Li also highlighted efforts to improve the environment for AI talent and technology companies, signaling continued regulatory and institutional support. In a sector where state backing often shapes long-term growth trajectories, such statements carry weight in financial markets.
China’s approach to AI development has been notably capital-efficient compared to U.S. tech giants. While American companies have poured tens of billions of dollars into AI-related capital expenditures, many Chinese firms have focused on domestic market optimization and incremental infrastructure scaling. Analysts note that this comparatively frugal strategy reduces balance sheet risk while maintaining competitive progress.
Interestingly, the surge in pure-play AI stocks occurred against a broader downturn in major Chinese tech conglomerates. Tencent and Alibaba shares fell 2.6% and 2.1% respectively, while the Hang Seng Tech Index declined 1.7%.
This divergence suggests investors are selectively rotating capital into companies with concentrated AI exposure rather than diversified tech giants whose earnings are influenced by multiple segments such as e-commerce, gaming and advertising.
The pattern mirrors developments on Wall Street, where the AI trade has experienced heightened volatility in 2026. Markets have swung between enthusiasm over transformative AI potential and concerns about stretched valuations. Strategists argue that the current phase favors firms with clear monetization pathways, strong fundamentals and disciplined capital spending.
The flurry of releases from Zhipu, MiniMax, DeepSeek, Ant Group and ByteDance highlights the accelerating competition between Chinese and U.S. AI developers. The race is no longer limited to model size; it now encompasses agent capabilities, multimodal integration, hardware independence and commercial scalability.
Investors appear increasingly discerning. Rather than betting indiscriminately on all AI-related names, capital is flowing toward companies demonstrating tangible product upgrades and ecosystem expansion. The fact that infrastructure providers and specialized AI startups are outperforming diversified tech giants underscores this shift.

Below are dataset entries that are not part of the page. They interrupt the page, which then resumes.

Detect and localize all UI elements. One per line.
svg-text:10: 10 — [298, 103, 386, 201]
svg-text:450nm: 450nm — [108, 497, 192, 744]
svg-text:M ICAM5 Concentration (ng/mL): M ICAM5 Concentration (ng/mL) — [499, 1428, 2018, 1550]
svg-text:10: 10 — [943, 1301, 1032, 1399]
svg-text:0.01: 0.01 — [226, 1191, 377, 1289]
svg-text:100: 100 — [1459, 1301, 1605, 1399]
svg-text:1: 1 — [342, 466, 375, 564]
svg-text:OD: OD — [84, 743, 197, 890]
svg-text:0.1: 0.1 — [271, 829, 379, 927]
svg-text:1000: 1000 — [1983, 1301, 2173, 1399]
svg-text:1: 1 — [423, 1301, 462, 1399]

With new model iterations emerging almost weekly and policymakers signaling structural support, China’s AI sector is entering a high-velocity phase. Whether these gains mark the start of a sustained uptrend or another volatile cycle will depend on execution, monetization and the global competitive landscape.
For now, the message from markets is clear: in the battle for AI supremacy, product momentum translates directly into stock performance.